The Callous Daoboys – God Smiles Upon The Callous Daoboys (melodic? mathcore)
Last year's Celebrity Therapist was one of the most acclaimed albums of 2022. Yet, while I could definitely see the skill and potential that album displayed, I also didn't really connect with it, which I put down to some combination of it not seeming like it was quite the finished product, or frenetic, early-Dillinger Escape Plan-aping mathcore just simply not being for me these days. Flash forward just over a year later and we're greeted by a three-track EP that promises a "seismic shift in sound, direction, and tone" that "showcases what this group is capable of ... while seamlessly transcending genre limitations ... to form their most experimental and exciting work yet." and finally deliver "The Callous Daoboys realized". ...and yeah, they absolutely nailed it.

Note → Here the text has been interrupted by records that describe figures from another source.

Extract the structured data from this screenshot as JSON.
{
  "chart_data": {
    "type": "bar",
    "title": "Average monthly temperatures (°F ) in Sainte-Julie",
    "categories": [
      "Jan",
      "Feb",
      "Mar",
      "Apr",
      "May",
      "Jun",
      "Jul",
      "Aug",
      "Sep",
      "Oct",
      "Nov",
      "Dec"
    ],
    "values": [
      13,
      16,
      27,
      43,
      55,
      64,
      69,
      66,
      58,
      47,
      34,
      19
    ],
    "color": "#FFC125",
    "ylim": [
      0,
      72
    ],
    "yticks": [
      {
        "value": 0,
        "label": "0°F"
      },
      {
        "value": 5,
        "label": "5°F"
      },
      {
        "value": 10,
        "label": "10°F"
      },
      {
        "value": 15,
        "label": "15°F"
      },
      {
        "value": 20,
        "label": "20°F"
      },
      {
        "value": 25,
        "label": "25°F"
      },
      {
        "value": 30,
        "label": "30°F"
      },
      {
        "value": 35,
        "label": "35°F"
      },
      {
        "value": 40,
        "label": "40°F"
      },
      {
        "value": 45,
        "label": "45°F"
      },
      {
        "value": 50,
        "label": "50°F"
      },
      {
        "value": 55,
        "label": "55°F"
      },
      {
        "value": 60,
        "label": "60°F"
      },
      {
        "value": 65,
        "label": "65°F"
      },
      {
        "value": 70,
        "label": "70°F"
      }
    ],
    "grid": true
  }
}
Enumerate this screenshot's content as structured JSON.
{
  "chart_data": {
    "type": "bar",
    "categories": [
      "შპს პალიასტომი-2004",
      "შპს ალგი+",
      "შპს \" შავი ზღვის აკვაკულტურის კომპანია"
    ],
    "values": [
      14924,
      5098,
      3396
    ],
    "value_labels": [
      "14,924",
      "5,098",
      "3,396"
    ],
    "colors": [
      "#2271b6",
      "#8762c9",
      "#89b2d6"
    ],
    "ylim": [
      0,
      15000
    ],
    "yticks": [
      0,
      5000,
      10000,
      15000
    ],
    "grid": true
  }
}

Even at only three-tracks, God Smiles Upon the Callous Daoboys does away with my prior reservations. This feels like a much more refined and confident release, compared with Celebrity Therapist and the way I've been endlessly spamming its two preview tracks over the last week suggests it is indeed, very much for me. There's a notable shift toward more spacious and melodic songwriting, compared with the dense (if controlled) chaos of their previous releases. Outstanding opener "Pushing the Pink Envelope" boasts an absolute all-timer of a chorus that sounds reminiscent of The Xcerts and rivals them their best while comes across like an actually successful version of whatever they were trying to achieve on their new album. It's made all the more effective though by the delayed gratification induced by the band first running you through some of the most punishingly brutish hardcore of their career so far. "Waco Jesus", meanwhile, revels in the punchiness of "Happiness is Just a Smile"/One of Us is the Killer-era Dillinger, while still bringing the hooks, and "Designer Shroud of Turin" assures longtime fans that the band haven't strayed too far from the path with its Salsa-inflected, nu-jazz assault. If Celebrity Therapist is the Callous Daoboys' Miss Machine, then this EP suggests they likely have an Ire Works or Option Paralysis in their future and I couldn't be more hyped.